Bacanu Silviu-Alin, Nelson Matthew R, Whittaker John C
GlaxoSmithKline, Research Triangle Park, North Carolina, USA.
Genet Epidemiol. 2011 May;35(4):226-35. doi: 10.1002/gepi.20570.
Genome-wide association studies succeeded in finding genetic variants associated with various phenotypes, but a large portion of the predicted genetic contribution to many traits remains unknown. One plausible explanation is that some missing variation is due to rare variants. Latest sequencing technology facilitates the investigation of such rare variants, but their statistical analysis remains challenging. For quantitative traits, a commonly used approach is to contrast the frequency of putatively functional rare variants between subjects in the two tails of the trait distribution. The contrast is usually performed by Fisher's exact or similar test. These tests are conservative as they discard trait rank information and are most useful under the unrealistic homogeneity assumption (i.e., variants have similar effects). We propose, and investigate via simulations, various designs for resequencing studies and statistical methods that incorporate information about rank, predicted function and allow for heterogeneity of effects. We propose designs which accommodate heterogeneity by sequencing both tails and the middle of the trait and novel statistical tests for trend, for heterogeneity and for a combination of the two. The conclusions of the simulations are four fold: (1) sequencing both tails and the middle of the trait distributions is desirable when heterogeneity is suspected, (2) trend and heterogeneity statistics should be used alongside other methods, (3) using rank information improves power over Fisher's exact test when the number of rare variants is not very large and (4) due to high misclassification rates, incorporating current predictions of a variant's function does not improve power.

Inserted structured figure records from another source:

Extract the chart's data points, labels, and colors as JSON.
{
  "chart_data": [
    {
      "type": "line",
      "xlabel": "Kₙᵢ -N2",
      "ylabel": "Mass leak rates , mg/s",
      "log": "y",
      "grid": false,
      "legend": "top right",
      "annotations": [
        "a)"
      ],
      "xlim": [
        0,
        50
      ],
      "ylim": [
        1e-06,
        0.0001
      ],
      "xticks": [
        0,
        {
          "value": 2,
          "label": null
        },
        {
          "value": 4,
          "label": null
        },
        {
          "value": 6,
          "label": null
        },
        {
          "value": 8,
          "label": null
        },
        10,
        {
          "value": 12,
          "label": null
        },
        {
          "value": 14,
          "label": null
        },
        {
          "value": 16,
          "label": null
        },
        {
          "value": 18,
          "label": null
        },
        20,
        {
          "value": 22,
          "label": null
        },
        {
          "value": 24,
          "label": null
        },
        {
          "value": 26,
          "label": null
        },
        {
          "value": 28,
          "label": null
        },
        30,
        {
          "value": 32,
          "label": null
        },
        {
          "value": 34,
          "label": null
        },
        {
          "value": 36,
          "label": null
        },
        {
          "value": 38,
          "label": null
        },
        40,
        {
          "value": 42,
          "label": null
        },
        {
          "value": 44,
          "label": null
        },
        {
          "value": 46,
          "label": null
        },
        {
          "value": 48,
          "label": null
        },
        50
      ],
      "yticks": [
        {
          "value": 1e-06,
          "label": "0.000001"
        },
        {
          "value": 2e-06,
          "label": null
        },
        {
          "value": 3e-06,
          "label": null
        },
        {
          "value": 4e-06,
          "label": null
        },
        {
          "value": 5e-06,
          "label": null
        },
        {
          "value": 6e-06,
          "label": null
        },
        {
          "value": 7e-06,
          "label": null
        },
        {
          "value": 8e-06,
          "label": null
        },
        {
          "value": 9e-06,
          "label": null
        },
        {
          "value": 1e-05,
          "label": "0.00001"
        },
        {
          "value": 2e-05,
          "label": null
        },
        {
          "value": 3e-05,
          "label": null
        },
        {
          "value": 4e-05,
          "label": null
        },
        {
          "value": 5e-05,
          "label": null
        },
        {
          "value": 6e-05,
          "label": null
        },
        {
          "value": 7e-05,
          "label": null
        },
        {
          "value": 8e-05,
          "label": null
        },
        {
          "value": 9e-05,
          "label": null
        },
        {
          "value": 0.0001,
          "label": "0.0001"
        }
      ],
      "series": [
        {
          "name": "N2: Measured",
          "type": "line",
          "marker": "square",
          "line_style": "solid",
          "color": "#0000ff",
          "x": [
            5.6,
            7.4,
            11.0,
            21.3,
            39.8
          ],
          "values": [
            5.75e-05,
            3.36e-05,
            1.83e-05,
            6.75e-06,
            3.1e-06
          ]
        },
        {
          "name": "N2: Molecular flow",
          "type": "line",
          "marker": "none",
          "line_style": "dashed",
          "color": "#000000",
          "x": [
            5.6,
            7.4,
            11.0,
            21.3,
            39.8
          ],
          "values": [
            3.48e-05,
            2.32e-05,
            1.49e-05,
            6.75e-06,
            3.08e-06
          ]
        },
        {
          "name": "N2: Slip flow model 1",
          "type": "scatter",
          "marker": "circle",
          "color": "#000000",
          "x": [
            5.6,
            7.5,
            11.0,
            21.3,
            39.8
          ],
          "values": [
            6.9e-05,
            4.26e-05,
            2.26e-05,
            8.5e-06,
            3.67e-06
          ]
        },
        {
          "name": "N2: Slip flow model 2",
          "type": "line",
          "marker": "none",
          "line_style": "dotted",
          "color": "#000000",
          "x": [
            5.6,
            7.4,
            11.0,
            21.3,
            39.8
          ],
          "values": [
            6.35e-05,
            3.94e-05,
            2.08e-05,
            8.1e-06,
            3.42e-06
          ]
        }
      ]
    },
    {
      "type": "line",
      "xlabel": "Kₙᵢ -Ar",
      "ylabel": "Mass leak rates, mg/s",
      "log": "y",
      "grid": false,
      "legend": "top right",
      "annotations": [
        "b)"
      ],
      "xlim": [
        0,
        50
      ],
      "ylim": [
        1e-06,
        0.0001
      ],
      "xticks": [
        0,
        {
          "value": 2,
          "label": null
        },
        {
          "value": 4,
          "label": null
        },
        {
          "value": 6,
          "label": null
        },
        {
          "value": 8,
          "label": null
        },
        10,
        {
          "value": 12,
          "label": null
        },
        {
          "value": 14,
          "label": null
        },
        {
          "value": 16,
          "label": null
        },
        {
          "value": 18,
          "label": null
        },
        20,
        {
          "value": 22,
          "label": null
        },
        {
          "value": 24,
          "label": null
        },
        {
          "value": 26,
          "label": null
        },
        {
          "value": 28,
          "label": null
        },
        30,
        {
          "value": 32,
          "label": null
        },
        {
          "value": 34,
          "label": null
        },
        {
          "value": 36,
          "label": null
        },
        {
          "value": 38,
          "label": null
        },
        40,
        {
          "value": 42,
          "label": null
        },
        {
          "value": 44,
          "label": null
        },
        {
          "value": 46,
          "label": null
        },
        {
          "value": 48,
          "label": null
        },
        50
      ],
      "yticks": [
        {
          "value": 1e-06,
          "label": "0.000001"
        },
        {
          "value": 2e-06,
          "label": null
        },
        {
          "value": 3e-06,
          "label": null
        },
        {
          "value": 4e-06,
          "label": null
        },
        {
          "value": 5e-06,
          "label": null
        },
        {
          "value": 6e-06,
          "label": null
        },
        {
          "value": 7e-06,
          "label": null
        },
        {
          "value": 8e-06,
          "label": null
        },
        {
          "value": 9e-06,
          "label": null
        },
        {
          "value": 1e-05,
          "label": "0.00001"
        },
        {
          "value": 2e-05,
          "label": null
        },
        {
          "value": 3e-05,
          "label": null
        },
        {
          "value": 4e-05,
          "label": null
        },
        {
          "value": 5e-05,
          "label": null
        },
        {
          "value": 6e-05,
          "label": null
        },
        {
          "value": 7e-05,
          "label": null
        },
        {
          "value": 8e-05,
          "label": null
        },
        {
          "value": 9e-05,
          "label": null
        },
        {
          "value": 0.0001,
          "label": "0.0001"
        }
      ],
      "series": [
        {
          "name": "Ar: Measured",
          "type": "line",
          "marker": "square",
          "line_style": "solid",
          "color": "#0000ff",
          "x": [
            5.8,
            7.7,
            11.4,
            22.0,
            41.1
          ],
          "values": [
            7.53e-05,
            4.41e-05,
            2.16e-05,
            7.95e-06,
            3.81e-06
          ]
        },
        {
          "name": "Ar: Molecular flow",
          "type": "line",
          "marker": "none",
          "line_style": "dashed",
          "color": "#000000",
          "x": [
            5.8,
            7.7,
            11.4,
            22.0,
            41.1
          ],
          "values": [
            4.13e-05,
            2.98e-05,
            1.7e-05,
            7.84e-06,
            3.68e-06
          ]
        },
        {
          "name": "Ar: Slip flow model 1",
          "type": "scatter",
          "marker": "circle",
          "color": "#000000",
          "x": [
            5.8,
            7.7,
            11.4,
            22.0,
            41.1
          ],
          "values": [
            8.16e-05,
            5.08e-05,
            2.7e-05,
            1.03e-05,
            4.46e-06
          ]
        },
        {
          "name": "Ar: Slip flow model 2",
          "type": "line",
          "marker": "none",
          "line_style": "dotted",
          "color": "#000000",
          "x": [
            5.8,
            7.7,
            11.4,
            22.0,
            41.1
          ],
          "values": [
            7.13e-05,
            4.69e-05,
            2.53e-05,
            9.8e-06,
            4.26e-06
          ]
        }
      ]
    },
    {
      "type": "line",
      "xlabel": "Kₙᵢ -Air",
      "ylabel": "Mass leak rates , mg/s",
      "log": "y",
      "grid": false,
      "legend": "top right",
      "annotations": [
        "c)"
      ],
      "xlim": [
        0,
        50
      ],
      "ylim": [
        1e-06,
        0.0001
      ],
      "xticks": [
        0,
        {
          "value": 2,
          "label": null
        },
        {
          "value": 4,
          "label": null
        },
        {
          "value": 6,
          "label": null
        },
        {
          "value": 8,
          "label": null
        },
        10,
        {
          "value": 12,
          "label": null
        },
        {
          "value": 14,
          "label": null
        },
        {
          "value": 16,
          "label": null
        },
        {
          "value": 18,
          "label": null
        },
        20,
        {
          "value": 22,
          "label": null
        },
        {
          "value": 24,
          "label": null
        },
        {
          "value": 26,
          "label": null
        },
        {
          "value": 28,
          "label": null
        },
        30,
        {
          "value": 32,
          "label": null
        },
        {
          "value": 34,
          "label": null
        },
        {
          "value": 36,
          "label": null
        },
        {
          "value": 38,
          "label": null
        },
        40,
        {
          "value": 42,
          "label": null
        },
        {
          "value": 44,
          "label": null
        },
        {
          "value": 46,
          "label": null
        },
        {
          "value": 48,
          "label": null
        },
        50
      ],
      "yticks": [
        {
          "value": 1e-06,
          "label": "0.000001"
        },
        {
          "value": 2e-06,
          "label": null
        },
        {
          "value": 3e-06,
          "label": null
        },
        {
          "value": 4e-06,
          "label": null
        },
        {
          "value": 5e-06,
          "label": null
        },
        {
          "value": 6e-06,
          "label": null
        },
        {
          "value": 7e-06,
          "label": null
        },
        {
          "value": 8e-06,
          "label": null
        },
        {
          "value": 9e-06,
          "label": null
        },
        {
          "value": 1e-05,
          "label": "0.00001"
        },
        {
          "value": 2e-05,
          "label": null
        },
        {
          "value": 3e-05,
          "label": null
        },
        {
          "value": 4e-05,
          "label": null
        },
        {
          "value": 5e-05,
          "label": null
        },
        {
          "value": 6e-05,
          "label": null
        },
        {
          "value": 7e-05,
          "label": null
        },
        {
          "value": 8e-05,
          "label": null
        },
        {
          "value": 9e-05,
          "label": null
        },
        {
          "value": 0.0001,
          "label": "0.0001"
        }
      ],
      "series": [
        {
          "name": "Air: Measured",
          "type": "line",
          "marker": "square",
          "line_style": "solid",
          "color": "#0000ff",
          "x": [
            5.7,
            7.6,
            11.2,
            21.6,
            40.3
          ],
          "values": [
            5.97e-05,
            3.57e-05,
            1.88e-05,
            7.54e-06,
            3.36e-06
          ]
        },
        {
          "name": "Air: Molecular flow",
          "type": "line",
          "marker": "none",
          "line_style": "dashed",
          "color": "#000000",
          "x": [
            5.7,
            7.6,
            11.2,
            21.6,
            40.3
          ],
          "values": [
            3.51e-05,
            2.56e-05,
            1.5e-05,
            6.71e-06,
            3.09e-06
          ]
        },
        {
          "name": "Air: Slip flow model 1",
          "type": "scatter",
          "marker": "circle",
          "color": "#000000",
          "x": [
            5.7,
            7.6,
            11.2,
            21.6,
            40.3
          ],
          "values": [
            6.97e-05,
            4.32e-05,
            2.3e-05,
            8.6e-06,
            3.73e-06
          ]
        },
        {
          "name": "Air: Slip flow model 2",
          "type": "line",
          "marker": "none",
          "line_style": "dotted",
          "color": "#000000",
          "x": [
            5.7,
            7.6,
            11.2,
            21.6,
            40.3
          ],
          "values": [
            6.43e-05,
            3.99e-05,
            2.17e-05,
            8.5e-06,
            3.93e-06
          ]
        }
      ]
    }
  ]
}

全基因组关联研究成功地找到了与各种表型相关的基因变异,但许多性状的预测遗传贡献中仍有很大一部分未知。一个合理的解释是,一些缺失的变异是由于罕见变异。最新的测序技术有助于对这类罕见变异进行研究,但其统计分析仍然具有挑战性。对于数量性状,一种常用的方法是对比性状分布两端的受试者中假定具有功能的罕见变异的频率。这种对比通常通过费舍尔精确检验或类似检验来进行。这些检验较为保守,因为它们丢弃了性状排名信息,并且在不切实际的同质性假设(即变异具有相似效应)下最为有用。我们提出并通过模拟研究了各种重测序研究设计和统计方法,这些方法纳入了排名信息、预测功能,并考虑了效应的异质性。我们提出了通过对性状的两端和中间部分进行测序来适应异质性的设计,以及用于趋势、异质性和两者结合的新颖统计检验。模拟的结论有四点:(1)当怀疑存在异质性时,对性状分布的两端和中间部分进行测序是可取的;(2)趋势和异质性统计应与其他方法一起使用;(3)当罕见变异数量不是非常大时,使用排名信息比费舍尔精确检验更具功效;(4)由于错误分类率较高,纳入变异功能的当前预测并不能提高功效。